Review: Reading ‘Headscarves and Hymens’ should be essential for everyone … especially men

Mona Eltahawy’s book is an expansion of her controversial essay Why Do They (Muslim men) Hate Us (women)


By Fawad Hasan

KARACHI: “Name me an Arab country, and I’ll recite a litany of abuses against women occurring in that country,” writes Mona Eltahawy in her book Headscarves and Hymens: Why the Middle East Needs a Sexual Revolution.

The book is an expansion of a controversial essay the Egyptian-American journalist wrote for Forbes, titled ‘Why Do They Hate Us’. By ‘they’ she meant Muslim men and by ‘us’ she meant women.

Although her book specifically focuses on Arab countries, it’s just as relevant to Pakistan as well as other parts of the world.

Read: Dress code discrimination rampant in Karachi universities

Born and raised in Islamic countries where women are controlled, their bodies manned and their rights compressed, Eltahawy narrates the story of collective female conscience.

She looks at different ways Arab countries restrict and control women. Issues like the veil, female genital mutilation (FGM), sexual harassment, virginity and marriage are discussed through the stories of a number of women who bear the burden of belonging to ‘the second sex’.

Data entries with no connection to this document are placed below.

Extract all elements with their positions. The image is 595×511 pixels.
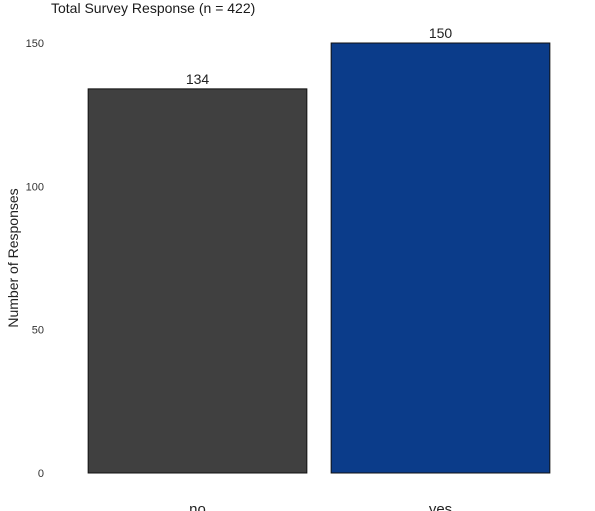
bar-yes: [330, 42, 551, 474]
y-tick-label: 50: [32, 325, 44, 337]
y-tick-label: 100: [26, 181, 44, 193]
category-labels: no yes: [189, 501, 452, 511]
value-label-yes: 150: [429, 25, 453, 41]
y-tick-label: 150: [26, 38, 44, 50]
value-label-no: 134: [186, 71, 210, 87]
y-axis-title: Number of Responses: [5, 188, 21, 327]
y-axis-ticks: 0 50 100 150: [26, 38, 44, 480]
chart-title: Total Survey Response (n = 422): [51, 0, 256, 16]
value-labels: 134 150: [186, 25, 453, 87]
bar-no: [87, 88, 308, 474]
category-label-yes: yes: [429, 501, 452, 511]
bars: [87, 42, 551, 474]
category-label-no: no: [189, 501, 206, 511]
y-tick-label: 0: [38, 468, 44, 480]
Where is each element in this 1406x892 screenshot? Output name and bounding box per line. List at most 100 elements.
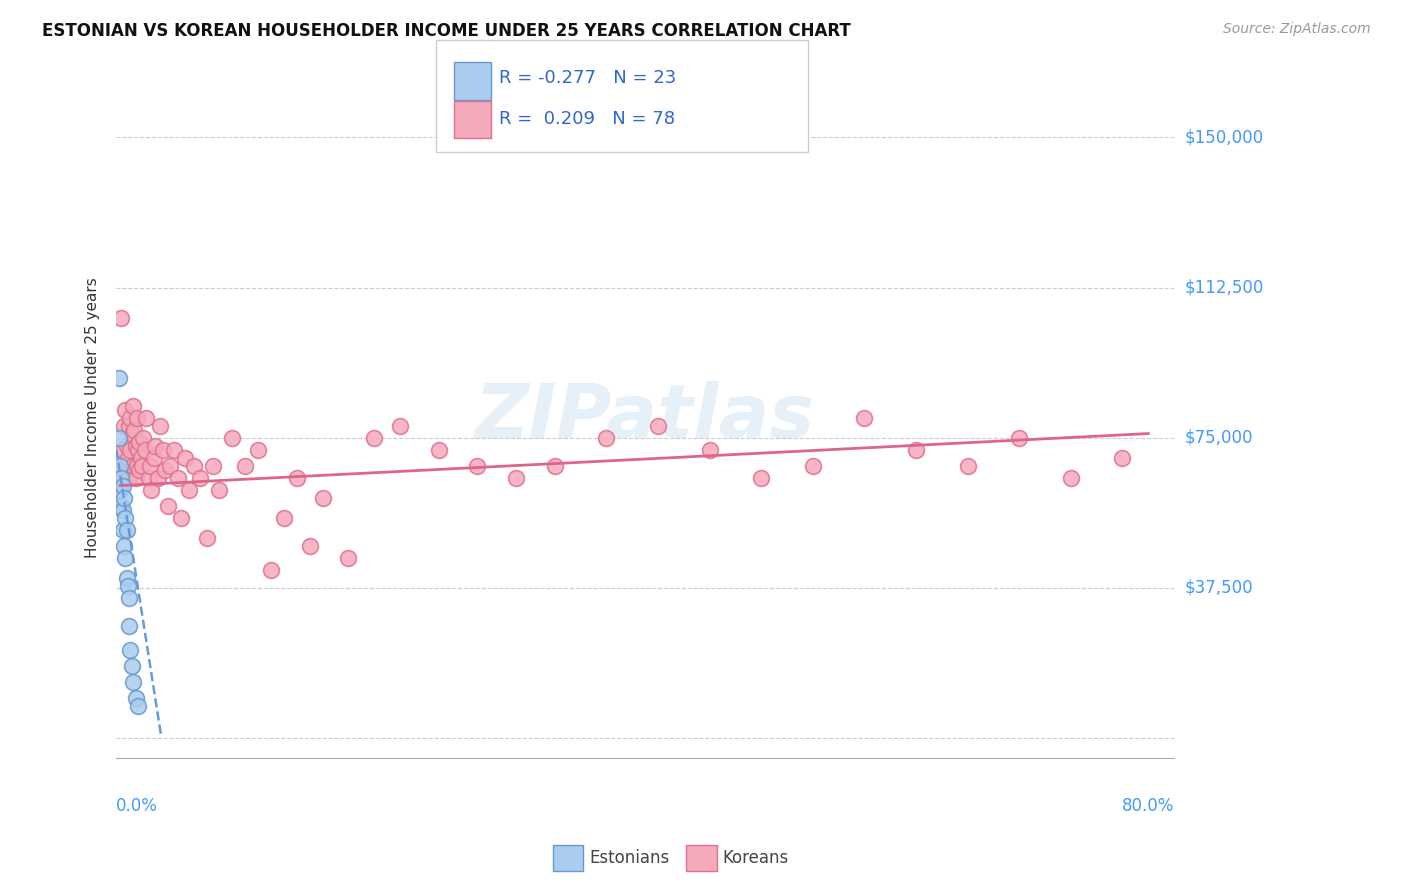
Point xyxy=(108,370,131,384)
Text: $112,500: $112,500 xyxy=(1185,278,1264,296)
Point xyxy=(127,698,149,713)
Point xyxy=(112,418,135,433)
Point xyxy=(132,431,155,445)
Text: ZIPatlas: ZIPatlas xyxy=(475,381,815,454)
Point xyxy=(115,439,138,453)
Point xyxy=(173,450,195,465)
Point xyxy=(904,442,927,457)
Text: 80.0%: 80.0% xyxy=(1122,797,1174,814)
Point xyxy=(163,442,186,457)
Point xyxy=(1111,450,1133,465)
Point xyxy=(129,450,152,465)
Point xyxy=(122,674,145,689)
Point xyxy=(127,442,149,457)
Text: 0.0%: 0.0% xyxy=(117,797,157,814)
Point xyxy=(149,418,172,433)
Point xyxy=(112,491,135,505)
Point xyxy=(110,310,132,325)
Text: $37,500: $37,500 xyxy=(1185,579,1254,597)
Point xyxy=(143,439,166,453)
Point xyxy=(595,431,617,445)
Point xyxy=(122,458,145,473)
Point xyxy=(647,418,669,433)
Point xyxy=(298,539,321,553)
Point xyxy=(208,483,231,497)
Point xyxy=(108,483,131,497)
Point xyxy=(311,491,333,505)
Point xyxy=(110,499,132,513)
Point xyxy=(114,458,136,473)
Point xyxy=(1008,431,1031,445)
Point xyxy=(233,458,256,473)
Point xyxy=(125,410,148,425)
Point xyxy=(121,426,143,441)
Point xyxy=(111,502,134,516)
Point xyxy=(749,470,772,484)
Point xyxy=(853,410,876,425)
Point xyxy=(159,458,181,473)
Point xyxy=(115,571,138,585)
Point xyxy=(117,579,139,593)
Point xyxy=(177,483,200,497)
Point xyxy=(188,470,211,484)
Point xyxy=(120,442,142,457)
Point xyxy=(131,458,153,473)
Text: Estonians: Estonians xyxy=(589,849,669,867)
Point xyxy=(124,690,146,705)
Point xyxy=(260,563,283,577)
Point xyxy=(124,470,146,484)
Y-axis label: Householder Income Under 25 years: Householder Income Under 25 years xyxy=(86,277,100,558)
Point xyxy=(363,431,385,445)
Point xyxy=(114,550,136,565)
Text: $75,000: $75,000 xyxy=(1185,428,1254,447)
Point xyxy=(247,442,270,457)
Text: R =  0.209   N = 78: R = 0.209 N = 78 xyxy=(499,110,675,128)
Point xyxy=(118,591,141,605)
Point xyxy=(337,550,360,565)
Point xyxy=(505,470,527,484)
Point xyxy=(142,450,165,465)
Point xyxy=(108,458,131,473)
Point xyxy=(115,523,138,537)
Point xyxy=(128,462,150,476)
Point xyxy=(170,510,193,524)
Point xyxy=(111,523,134,537)
Text: Source: ZipAtlas.com: Source: ZipAtlas.com xyxy=(1223,22,1371,37)
Point xyxy=(111,470,134,484)
Point xyxy=(125,458,148,473)
Text: $150,000: $150,000 xyxy=(1185,128,1264,146)
Point xyxy=(221,431,243,445)
Point xyxy=(285,470,308,484)
Point xyxy=(155,462,177,476)
Point xyxy=(115,462,138,476)
Point xyxy=(183,458,205,473)
Point xyxy=(121,658,143,673)
Point xyxy=(195,531,218,545)
Point xyxy=(544,458,567,473)
Point xyxy=(135,410,157,425)
Point xyxy=(389,418,412,433)
Point xyxy=(139,483,162,497)
Point xyxy=(111,442,134,457)
Point xyxy=(427,442,450,457)
Point xyxy=(699,442,721,457)
Point xyxy=(124,423,146,437)
Point xyxy=(114,402,136,417)
Point xyxy=(956,458,979,473)
Point xyxy=(134,442,156,457)
Point xyxy=(108,470,131,484)
Point xyxy=(118,618,141,632)
Point xyxy=(801,458,824,473)
Point xyxy=(111,478,134,492)
Text: Koreans: Koreans xyxy=(723,849,789,867)
Point xyxy=(114,510,136,524)
Point xyxy=(120,410,142,425)
Text: R = -0.277   N = 23: R = -0.277 N = 23 xyxy=(499,70,676,87)
Point xyxy=(167,470,190,484)
Text: ESTONIAN VS KOREAN HOUSEHOLDER INCOME UNDER 25 YEARS CORRELATION CHART: ESTONIAN VS KOREAN HOUSEHOLDER INCOME UN… xyxy=(42,22,851,40)
Point xyxy=(117,450,139,465)
Point xyxy=(138,470,160,484)
Point xyxy=(1060,470,1083,484)
Point xyxy=(152,442,174,457)
Point xyxy=(120,642,142,657)
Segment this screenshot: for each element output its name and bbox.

From Egypt and Tunisia to Saudi Arabia and Libya, she covers painful stories of women whose lives turned into tragedies on the pretext of religious rulings or because of the man-created myth of female impurity.

“When more than 90 percent of women who have ever married in Egypt have had their genitals cut in the name of ‘purity’, then surely we must all blaspheme. When Egyptian women are subjected to humiliating ‘virginity tests’ merely for speaking out, it’s no time for silence. When an article in the Egyptian criminal code says that if a woman has been beaten by her husband ‘with good intentions’ no punitive damages can be obtained, then to hell with political correctness. And what, pray tell, are ‘good intentions’?” she writes.

Quiz: Are you a feminist?

She writes about how when women tried to join the Arab spring in Egypt and Tunisia, they were harassed by the very men they stood with shoulder-to-shoulder with. After being part of history on the streets on their city, they returned home to the real dictators: the men in their lives.

Eltahawy focuses less on philosophy more on facts, events and data. Her book documents the recent history of abuses against women in Arab countries. A discussion here or an incident documented there does not yield the thought process required for changing a mindset. Eltahawy aims to change that with her book, and to plants the seeds for a sexual revolution.